From a data organization point this is a bad idea, because
a) the same information (lat/lon) is stored multiple times
needlessly
I disagree. It is useful that objects are represented as nodes even if
they are attached to something.
One reason is that far more data consumers will care about, say, finding
or rendering waste baskets than care about what they are attached to.
And if they are nodes, then those "attached" waste baskets can be
treated just the same as stand-alone waste baskets.
Of course, another reason is that many mappers find relations hard to
work with.
As for the data organization angle: If multiple objects do in fact have
the same horizontal position, then having a lat/lon pair in our database
multiple times seems completely fine to me.
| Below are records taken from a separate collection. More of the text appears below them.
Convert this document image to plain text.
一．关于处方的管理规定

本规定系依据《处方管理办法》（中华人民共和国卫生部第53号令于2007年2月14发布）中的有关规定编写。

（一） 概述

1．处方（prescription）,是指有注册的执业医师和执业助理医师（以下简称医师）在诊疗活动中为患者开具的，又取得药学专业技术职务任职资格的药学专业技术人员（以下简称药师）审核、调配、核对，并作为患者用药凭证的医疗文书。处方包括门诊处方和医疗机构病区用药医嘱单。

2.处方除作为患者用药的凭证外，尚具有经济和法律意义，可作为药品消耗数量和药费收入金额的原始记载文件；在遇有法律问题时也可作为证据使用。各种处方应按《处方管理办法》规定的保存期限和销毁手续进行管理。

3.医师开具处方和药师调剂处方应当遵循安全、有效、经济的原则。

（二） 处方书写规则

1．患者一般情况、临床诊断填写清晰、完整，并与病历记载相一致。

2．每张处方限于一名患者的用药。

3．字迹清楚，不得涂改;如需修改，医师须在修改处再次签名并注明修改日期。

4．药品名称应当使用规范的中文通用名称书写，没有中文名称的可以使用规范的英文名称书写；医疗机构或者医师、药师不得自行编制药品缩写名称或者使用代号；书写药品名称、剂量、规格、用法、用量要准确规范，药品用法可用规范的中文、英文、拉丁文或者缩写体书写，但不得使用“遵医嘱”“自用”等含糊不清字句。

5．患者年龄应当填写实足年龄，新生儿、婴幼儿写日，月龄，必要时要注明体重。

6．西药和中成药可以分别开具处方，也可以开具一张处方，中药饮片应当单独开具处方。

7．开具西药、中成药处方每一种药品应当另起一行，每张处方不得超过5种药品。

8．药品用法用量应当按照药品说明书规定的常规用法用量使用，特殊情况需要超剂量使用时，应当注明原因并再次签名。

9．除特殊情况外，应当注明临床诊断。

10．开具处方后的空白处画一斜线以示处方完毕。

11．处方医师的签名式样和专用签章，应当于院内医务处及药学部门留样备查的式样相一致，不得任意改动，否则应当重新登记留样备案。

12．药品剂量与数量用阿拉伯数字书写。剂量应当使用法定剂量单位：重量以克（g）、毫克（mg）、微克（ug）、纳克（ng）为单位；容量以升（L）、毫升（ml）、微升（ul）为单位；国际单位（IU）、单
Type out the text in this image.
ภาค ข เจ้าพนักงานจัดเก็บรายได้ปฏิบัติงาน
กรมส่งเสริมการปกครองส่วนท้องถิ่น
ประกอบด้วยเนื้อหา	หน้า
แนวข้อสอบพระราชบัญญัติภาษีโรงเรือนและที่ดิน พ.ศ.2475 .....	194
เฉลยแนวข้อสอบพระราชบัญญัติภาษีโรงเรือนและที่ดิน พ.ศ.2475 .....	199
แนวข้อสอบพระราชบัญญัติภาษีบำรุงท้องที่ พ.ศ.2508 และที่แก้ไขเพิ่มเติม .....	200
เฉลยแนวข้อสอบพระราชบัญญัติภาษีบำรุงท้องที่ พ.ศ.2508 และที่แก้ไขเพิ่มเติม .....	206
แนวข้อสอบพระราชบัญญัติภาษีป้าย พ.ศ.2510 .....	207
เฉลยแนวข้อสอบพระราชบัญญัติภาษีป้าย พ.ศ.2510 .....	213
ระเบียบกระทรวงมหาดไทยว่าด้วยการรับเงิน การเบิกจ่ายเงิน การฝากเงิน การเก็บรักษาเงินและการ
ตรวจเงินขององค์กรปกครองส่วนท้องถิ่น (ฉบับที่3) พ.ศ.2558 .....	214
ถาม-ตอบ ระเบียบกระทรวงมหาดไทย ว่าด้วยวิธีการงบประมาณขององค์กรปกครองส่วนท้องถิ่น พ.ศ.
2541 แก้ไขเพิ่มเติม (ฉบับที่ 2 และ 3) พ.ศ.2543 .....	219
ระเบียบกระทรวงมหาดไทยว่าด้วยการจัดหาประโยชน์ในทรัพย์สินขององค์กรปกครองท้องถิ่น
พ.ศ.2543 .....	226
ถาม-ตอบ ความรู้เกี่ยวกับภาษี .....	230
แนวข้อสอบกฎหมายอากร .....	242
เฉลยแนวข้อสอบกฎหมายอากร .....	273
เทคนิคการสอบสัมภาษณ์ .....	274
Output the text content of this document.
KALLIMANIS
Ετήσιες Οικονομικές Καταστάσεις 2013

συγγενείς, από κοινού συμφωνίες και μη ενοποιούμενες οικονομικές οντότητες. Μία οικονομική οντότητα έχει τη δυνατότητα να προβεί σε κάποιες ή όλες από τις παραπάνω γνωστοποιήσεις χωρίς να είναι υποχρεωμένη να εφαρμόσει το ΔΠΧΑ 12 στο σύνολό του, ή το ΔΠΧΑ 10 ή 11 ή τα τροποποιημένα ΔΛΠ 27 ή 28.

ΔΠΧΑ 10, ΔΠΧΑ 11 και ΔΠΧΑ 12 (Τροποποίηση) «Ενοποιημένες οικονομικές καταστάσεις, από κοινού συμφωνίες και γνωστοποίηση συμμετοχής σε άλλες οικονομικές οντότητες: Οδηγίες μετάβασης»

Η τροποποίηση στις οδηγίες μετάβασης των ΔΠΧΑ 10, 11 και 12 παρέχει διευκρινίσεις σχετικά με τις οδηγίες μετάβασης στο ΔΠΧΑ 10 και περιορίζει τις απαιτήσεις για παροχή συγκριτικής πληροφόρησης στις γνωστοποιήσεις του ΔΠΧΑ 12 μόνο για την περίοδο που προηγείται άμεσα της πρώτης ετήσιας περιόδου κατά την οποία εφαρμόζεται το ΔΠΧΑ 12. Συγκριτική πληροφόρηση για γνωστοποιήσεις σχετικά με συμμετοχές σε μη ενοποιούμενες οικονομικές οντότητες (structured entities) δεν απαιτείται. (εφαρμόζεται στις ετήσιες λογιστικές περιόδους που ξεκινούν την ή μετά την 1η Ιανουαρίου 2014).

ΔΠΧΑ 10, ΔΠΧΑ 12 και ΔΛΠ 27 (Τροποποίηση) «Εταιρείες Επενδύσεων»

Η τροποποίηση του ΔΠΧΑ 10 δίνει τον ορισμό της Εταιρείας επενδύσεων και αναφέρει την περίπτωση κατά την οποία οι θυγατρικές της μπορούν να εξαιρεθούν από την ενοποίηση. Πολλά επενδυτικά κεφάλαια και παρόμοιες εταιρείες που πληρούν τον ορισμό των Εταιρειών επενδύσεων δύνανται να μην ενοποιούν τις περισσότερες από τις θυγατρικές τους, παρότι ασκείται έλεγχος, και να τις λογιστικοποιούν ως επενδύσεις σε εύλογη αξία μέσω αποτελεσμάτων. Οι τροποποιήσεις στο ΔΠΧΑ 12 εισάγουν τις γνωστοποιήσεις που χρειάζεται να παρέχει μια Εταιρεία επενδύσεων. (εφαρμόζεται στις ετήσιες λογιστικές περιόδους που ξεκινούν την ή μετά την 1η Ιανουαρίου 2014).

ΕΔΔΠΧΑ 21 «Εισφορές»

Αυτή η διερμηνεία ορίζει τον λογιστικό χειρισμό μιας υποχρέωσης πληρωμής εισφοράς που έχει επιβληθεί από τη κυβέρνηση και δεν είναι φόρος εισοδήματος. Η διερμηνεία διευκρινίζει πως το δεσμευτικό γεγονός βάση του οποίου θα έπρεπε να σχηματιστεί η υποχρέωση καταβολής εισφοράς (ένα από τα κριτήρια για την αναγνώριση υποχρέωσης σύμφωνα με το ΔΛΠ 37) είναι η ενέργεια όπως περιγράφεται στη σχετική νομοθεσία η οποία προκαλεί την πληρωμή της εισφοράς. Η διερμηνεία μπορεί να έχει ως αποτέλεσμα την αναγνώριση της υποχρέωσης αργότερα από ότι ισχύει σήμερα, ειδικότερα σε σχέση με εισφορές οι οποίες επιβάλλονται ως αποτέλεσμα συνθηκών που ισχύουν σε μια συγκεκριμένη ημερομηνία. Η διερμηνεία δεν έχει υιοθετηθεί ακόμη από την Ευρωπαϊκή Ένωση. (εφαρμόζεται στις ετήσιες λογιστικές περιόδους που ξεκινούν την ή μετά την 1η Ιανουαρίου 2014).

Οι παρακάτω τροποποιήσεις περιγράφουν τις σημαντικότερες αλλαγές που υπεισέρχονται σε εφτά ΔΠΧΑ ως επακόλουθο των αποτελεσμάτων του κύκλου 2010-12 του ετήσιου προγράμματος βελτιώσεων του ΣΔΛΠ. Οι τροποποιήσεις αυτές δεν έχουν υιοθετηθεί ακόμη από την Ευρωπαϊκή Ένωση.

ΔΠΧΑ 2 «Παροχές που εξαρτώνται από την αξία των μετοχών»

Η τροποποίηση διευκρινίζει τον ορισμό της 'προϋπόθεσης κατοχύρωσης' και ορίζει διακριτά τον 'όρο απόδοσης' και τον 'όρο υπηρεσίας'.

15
It is not any more of a
conceptual issue than all objects with the same height having the same
height value, or all objects with the same color having the same color
value.
b) the position of the pole does not change with the attach-
ments and most people will understand pole+attachments as
a single object and one of osm's conventions is: one
object on ground should match (exactly) one object in the
database
What constitues an "object" is of course somewhat arbitrary. Some
examples (such as a group of traffic signs) could plausibly be
considered a single object. But for many other examples, I find that
odd. If I attach a billboard or a camera to a street lamp, it doesn't
cease to be an object with its own distinct set of attributes. It has a
different color and material, looks in a different direction, and so on.